Assistiamo, invece, ad una rottura con il passato da parte del governo Meloni, su due terreni decisivi.

Il primo è quello delle politiche sociali e della sicurezza, su cui insistono diritti sociali e civili fondamentali.
Qui, per stare su alcuni punti essenziali, sono andati in onda l’abolizione del reddito di cittadinanza e l’affossamento del salario minimo; e poi la legislazione in materia di migranti e il recente “pacchetto sicurezza” che interviene su una serie di reati “ minori” ma diffusi nella vita quotidiana, dai borseggi all’accattonaggio, e su comportamenti che hanno a che fare con la mobilitazione sociale, dai blocchi stradali all’occupazione delle case.

Si potrebbe osservare che siamo in presenza del classico riflesso “law and order” che accomuna tutto il pensiero e le scelte delle destre nel mondo: ragionamento giusto, ma, che nella sua ovvietà, rischia di mettere in secondo piano quello che è il lato più oscuro e inquietante di quest’impostazione, e cioè l’idea di colpevolizzare e far percepire come socialmente inaccettabili le condizioni delle parti più deboli e fragili della popolazione.
Insomma, bisogna avere presente che ci sono nemici che minano alla base la convivenza ordinata nella società: le fasce marginali e la devianza sociale che commettono reati e hanno comportamenti minacciosi contro le persone e la proprietà, i migranti che “naturalmente” delinquono, i disoccupati che non si rassegnano ad accettare lavori poveri, ma pretendono assistenza. Il tutto assecondato e ammantato da una cultura che si nutre di idee antiegualitarie, che si alimentano di razzismo e ideologia patriarcale.

Il secondo terreno su cui si compie una svolta forte da parte del governo è quello degli assetti e degli equilibri di potere tra diversi soggetti costituzionalmente riconosciuti e negli stessi poteri statuali.
Qui andiamo dall’attacco al diritto di sciopero esercitato in occasione dell’ultima mobilitazione generale, che non si è voluto neanche riconoscere come tale, all’occupazione dei media, a partire dalla RAI e dai messaggi lanciati, in modo più o meno palese, in particolare alla stampa, che deve sapere che il diritto di critica non può essere esercitato così facilmente. Fino alla messa in discussione del ruolo della magistratura, perseguendo chi non si allinea con le leggi esistenti, e agitando, in prospettiva, la separazione delle carriere tra i Pm che svolgono le indagini e giudici che emettono sentenze, con l’idea che i primi possano sostanzialmente rispondere al potere esecutivo.
Ancora più grave, se possibile, è l’intenzione di rompere gli attuali assetti istituzionali e la forma di governo: qui basta richiamare il progetto dell’autonomia differenziata, che non può che produrre ulteriori disuguaglianze territoriali, in particolare tra Nord e Sud, e l’annunciata riforma costituzionale per l’elezione diretta del premier, che riesce a mettere insieme depotenziamento del ruolo del Parlamento, marginalizzazione della funzione del Presidente della repubblica e supremazia del Capo del Governo, per quanto debolmente legittimato da una legge elettorale che, vista in controluce, non si misura con una reale rappresentanza del corpo elettorale.

Insomma, non ci vuole molto a concludere che emerge un’idea di modello sociale e di poteri statuali assolutamente coerente e pericolosa.
Una società che non esiste ma è solo composta da singoli individui, secondo l’indimenticata lezione della Thatcher, nella quale ciascuno è sottoposto unicamente e in solitudine a confrontarsi con l’imperativo del mercato, che è profondamente divisa e slabbrata, incattivita in una lotta di tutti contro tutti e “unificata” solo nell’identificazione con il Capo.

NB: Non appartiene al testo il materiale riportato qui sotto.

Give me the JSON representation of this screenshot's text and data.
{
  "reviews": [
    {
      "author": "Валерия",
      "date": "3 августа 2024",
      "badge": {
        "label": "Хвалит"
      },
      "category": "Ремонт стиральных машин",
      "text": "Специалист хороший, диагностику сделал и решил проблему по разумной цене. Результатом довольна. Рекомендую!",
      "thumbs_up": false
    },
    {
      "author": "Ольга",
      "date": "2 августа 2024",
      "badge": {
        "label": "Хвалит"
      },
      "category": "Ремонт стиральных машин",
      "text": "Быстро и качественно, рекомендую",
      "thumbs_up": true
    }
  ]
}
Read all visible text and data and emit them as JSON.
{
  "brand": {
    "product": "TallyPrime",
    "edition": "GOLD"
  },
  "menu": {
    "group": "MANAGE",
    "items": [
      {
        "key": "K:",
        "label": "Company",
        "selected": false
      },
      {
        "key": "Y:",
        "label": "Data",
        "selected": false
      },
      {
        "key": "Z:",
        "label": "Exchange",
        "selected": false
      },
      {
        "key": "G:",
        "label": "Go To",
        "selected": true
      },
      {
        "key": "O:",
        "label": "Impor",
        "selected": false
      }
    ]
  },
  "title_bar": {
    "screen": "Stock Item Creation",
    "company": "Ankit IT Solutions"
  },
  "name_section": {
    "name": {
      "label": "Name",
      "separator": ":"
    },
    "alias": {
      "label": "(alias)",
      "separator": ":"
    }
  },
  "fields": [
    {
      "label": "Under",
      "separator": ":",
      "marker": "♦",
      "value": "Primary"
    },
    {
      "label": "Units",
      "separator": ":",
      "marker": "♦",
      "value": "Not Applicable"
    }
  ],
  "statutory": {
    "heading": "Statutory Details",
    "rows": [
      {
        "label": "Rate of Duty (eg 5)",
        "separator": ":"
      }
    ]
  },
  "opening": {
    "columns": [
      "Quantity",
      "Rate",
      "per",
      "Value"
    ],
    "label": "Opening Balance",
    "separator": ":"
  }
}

Qui sta il vero stravolgimento della Costituzione e anche un solido legame con le destre estremistiche che vediamo agire in Europa e nel resto del mondo, da Trump a Bolsonaro e, da ultimo in questi giorni, a Milei in Argentina, che porta alle conseguenze più radicali l’incrocio tra primato del mercato e volontà repressiva nei confronti della società.

Ci sono debolezze non di poco conto in questo progetto, dalla sua fattibilità sul piano economico al problema del consenso sociale, ma certamente queste non saranno sufficienti a metterlo in discussione. Serve un disvelamento di quest’approccio e l’acquisizione di una consapevolezza diffusa di questa prospettiva regressiva. Occorre dire con forza che siamo in presenza nel nostro Paese, e in molte parti nel mondo, di un modello di forte carattere autoritario, che mette in discussione le fondamenta della democrazia sostanziale.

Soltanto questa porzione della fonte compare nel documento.